5 Things Moms Can Plan Ahead...but Usually Don't!

Description

Planning ahead is key to gaining control during uncontrollable circumstances. A few simple strategies can transform an unpredictable circumstance to ones that is anticipated.

Murphy’s Law should really be termed Mom’s Law

Suddenly, from the moment you have a child, your life becomes something beautiful, something amazing.

But also something beautifully, amazingly unpredictable. A few simple strategies can transform an unpredictable circumstance to ones that are anticipated.  We must add as much predictability when we can so we will stay happy, healthy moms.

Sometimes the only thing you can plan ahead for is knowing that you need to plan ahead. Ugh.

That’s what today’s post is really about—Planning. Specifically, learning how to plan ahead for those things which have tripped me up in the past and I hope you watch my mistakes and learn from them.

Here are the 5 things moms should plan ahead for — but don’t:

1. Getting sick. It’s going to happen. I personally have been plagued with migraines since I was 14, so my experience is from that angle. I’ve also had an emergency C-section and a couple of other surgeries. The one thing that always runs through a mom’s head during these times is, “How are my kids? Are they okay? Who’s making dinner? (Okay, that’s my #1. I don’t know why.)

Preparing for these scenarios is not too difficult IF you do it when you are well and able. Have 3, yes THREE nights worth of dinners and breakfasts ready for your family in case you get a nasty cold or much worse. If you’re also like me, you’ll use these items on desperate soccer nights or nights when cooking dinner is the LAST thing you want to do. Just replace it quickly to the stash.

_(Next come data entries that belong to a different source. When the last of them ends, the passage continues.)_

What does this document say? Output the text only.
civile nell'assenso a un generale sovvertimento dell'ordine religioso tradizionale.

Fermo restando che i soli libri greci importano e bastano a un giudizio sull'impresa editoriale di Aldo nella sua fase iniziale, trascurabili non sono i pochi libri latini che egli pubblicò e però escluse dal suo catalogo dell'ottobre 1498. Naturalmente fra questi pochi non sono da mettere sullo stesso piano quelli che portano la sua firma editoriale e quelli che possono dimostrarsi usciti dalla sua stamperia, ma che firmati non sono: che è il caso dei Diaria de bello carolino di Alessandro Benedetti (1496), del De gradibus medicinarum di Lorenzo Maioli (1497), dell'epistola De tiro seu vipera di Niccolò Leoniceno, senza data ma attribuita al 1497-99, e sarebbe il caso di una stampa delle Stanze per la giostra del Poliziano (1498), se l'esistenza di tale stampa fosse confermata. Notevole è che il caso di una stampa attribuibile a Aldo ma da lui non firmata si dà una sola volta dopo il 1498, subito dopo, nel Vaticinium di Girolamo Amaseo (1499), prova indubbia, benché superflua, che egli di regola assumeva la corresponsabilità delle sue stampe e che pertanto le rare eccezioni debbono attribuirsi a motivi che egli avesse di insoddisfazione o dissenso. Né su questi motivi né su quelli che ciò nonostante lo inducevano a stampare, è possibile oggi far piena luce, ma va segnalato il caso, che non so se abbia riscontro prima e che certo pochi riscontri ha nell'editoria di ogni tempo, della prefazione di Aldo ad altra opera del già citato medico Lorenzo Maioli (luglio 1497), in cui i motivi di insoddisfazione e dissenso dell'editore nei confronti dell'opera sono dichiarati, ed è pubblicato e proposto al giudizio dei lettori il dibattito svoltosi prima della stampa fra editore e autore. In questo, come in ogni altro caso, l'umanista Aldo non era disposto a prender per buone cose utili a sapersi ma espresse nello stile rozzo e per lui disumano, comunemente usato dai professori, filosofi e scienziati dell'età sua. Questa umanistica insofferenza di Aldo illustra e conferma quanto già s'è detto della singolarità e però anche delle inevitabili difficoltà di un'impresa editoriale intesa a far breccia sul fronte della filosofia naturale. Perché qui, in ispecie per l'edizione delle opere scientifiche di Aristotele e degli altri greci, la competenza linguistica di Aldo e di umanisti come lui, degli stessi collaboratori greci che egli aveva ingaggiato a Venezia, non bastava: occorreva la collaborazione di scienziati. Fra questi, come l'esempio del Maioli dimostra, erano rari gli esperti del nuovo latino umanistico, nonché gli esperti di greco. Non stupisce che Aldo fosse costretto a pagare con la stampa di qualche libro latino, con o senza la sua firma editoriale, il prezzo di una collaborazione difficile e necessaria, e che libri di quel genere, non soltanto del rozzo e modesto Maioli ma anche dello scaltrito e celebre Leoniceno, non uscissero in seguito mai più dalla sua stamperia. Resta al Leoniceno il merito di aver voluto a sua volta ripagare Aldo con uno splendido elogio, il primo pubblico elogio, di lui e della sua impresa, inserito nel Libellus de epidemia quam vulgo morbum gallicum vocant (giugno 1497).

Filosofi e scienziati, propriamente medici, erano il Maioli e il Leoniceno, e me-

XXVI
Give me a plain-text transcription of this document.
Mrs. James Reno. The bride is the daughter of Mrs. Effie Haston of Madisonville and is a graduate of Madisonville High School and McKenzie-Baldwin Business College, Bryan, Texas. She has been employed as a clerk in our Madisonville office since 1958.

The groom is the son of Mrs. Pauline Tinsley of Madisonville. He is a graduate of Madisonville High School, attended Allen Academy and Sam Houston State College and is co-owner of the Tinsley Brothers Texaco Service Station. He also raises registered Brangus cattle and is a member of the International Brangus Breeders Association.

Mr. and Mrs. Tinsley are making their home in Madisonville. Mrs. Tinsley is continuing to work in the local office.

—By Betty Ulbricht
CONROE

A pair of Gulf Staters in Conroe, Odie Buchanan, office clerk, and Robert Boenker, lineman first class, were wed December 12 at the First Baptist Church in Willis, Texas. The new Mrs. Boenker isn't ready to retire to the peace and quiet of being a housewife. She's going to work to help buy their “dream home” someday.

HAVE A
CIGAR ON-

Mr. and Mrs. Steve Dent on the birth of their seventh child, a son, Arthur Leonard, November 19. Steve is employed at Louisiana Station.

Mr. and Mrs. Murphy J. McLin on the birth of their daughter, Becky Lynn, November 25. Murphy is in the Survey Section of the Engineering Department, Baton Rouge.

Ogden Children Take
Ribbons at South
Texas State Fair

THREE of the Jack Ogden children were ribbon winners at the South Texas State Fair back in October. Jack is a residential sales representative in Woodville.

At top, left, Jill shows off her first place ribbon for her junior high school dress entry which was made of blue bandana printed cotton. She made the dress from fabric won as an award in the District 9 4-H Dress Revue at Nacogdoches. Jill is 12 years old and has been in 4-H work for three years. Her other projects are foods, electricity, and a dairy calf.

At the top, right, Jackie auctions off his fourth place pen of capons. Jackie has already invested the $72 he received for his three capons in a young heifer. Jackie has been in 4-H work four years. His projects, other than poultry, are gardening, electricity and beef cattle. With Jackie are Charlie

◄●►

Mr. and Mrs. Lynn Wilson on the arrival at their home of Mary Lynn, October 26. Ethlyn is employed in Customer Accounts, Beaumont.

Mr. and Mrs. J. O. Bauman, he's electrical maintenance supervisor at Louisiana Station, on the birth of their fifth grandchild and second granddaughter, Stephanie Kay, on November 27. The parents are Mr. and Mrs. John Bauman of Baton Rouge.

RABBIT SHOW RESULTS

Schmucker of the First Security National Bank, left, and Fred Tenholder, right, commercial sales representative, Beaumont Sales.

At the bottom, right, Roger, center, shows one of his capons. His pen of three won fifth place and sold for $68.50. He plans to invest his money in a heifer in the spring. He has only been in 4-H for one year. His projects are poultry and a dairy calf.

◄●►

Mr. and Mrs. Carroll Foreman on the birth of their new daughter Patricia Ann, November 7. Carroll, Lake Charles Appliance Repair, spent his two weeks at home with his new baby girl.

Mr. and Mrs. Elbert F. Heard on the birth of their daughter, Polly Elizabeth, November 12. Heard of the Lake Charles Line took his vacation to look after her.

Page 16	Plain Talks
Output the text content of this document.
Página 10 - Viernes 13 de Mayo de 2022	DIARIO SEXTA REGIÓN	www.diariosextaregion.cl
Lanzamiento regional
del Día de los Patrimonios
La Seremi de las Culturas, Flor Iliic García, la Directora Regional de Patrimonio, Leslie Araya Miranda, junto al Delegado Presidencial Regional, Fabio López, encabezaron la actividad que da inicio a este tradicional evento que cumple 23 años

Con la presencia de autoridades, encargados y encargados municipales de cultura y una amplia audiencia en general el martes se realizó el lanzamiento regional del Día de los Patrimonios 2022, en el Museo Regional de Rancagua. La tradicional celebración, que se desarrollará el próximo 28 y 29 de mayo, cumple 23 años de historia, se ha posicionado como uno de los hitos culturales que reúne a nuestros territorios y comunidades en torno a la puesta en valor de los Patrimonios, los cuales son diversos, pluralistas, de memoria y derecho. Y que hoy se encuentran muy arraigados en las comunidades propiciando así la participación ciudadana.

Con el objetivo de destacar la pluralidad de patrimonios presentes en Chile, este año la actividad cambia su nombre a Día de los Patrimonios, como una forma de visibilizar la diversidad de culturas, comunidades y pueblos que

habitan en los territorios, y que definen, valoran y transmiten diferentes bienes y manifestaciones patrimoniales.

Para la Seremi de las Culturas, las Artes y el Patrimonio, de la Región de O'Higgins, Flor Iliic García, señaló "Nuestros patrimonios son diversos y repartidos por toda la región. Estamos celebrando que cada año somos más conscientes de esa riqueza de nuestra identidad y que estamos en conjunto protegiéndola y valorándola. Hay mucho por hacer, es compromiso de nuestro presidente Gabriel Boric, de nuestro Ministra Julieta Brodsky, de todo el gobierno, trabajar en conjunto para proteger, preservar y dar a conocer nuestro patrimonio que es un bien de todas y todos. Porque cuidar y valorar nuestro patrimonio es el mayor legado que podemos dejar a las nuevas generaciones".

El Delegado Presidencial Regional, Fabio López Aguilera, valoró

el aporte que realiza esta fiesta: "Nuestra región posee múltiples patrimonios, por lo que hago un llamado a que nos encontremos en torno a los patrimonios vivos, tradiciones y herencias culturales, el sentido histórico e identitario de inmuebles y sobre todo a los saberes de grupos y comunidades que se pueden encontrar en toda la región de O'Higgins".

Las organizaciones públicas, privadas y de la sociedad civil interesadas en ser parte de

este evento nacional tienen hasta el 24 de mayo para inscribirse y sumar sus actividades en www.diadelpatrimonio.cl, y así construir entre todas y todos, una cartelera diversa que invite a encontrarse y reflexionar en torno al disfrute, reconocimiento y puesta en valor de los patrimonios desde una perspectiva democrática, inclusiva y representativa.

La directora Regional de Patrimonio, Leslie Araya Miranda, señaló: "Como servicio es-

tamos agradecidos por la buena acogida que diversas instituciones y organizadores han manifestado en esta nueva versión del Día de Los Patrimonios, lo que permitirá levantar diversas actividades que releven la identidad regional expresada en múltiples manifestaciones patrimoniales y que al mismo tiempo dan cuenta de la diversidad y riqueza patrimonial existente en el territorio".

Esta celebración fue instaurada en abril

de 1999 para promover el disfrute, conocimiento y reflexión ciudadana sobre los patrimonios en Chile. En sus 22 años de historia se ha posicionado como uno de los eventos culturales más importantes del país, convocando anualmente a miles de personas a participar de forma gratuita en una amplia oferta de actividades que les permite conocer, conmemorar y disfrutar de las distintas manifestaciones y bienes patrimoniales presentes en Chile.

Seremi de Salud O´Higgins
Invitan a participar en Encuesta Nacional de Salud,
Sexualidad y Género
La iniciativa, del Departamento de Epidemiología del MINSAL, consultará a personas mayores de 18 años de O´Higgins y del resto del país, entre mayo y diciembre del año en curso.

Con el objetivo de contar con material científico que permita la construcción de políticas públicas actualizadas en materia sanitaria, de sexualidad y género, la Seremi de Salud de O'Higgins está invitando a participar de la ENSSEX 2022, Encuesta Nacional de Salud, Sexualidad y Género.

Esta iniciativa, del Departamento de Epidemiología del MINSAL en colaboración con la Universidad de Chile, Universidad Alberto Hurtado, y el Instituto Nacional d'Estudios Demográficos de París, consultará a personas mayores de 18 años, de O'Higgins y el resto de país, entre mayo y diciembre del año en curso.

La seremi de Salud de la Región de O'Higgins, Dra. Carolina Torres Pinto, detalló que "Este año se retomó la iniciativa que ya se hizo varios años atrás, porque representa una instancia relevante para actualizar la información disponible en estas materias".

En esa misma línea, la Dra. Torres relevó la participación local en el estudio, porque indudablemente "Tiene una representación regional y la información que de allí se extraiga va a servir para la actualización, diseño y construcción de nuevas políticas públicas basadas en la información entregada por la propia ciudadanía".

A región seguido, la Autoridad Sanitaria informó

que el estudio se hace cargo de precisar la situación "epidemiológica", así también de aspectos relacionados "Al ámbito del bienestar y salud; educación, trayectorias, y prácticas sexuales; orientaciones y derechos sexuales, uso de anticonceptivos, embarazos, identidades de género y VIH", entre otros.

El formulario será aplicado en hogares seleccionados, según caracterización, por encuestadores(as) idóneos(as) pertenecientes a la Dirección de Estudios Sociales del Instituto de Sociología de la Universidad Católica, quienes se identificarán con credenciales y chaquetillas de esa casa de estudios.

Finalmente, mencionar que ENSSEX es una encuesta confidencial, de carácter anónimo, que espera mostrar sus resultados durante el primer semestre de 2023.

(Oh yeah, and write all over them in the freezer so hungry teenagers don’t decide at midnight to indulge.)

2. Being tired. Moms tend to have energy streaks, then tired streaks. We’re like baseball players in that way — but no one is keeping our stats, thank goodness. Create space and time for these “down” times and do a little extra on those days when you are “on a roll”. Prepare for it and you can give yourself a little break on the “I’m not getting out of my nightgown days”.

3. Having some free time. Free time? What’s that? Free time is doing what you want, how you want; whatever you want disappears when you become a mom. However, if we consciously plan and think way, way ahead of time then “free time” can happen. It may be once a month. If you are extremely lucky, once a week. Treat it like a dentist appointment.

Maybe put it in your calendar as such, so you will have your “code” for mommy free time. Find someone to swap babysitting with or ask people to help you arrange care for your kids.

You won’t regret it. I promise you. When you know it’s coming, you will be better prepared and enjoy it much more.

4. Time with friends. Planning time with friends is vital. It doesn’t matter how many friends you have or even how often you see them. What matters is that you feel connected to people who love you and whom you love. Having friendships is so important for our well-being.

Treat it like the important thing that it is. Remember how great you feel after having a long conversation (or even a short one!) with a friend over coffee or PB and J’s while the kids play. The friendships we foster during our mothering are those that sustain us during good time and bad. They are the vehicles that God uses to minister to us in a way that only other women can.

5. Time with family. You can live 15 minutes from family members and see them almost as often as ones that live 2 hours away. I know this has happened in my family. Getting on the other's schedule, planning regular gatherings and being ready for spontaneous ones is what keeps a family connected. Birthdays, anniversaries and holidays are simply not enough.

Make a point to plan ahead for more family gatherings no matter how far apart or close you are. You won’t regret how it will impact your kids and you.

Planning ahead is key to gaining control during uncontrollable circumstances. Moms have so many that we must take care of ourselves and our families with a little forethought and diligence.

You’ll thank me later when you smell a casserole in the oven when you are sniffling, sneezing or bone tired. Or, better yet, out with a dear friend you haven’t seen in a blue moon.

How do you plan ahead that works for you? 
What is something you know you should do today to help prepare for a “Mommy Emergency”?
Who’s that friend that you know you would enjoy more time with?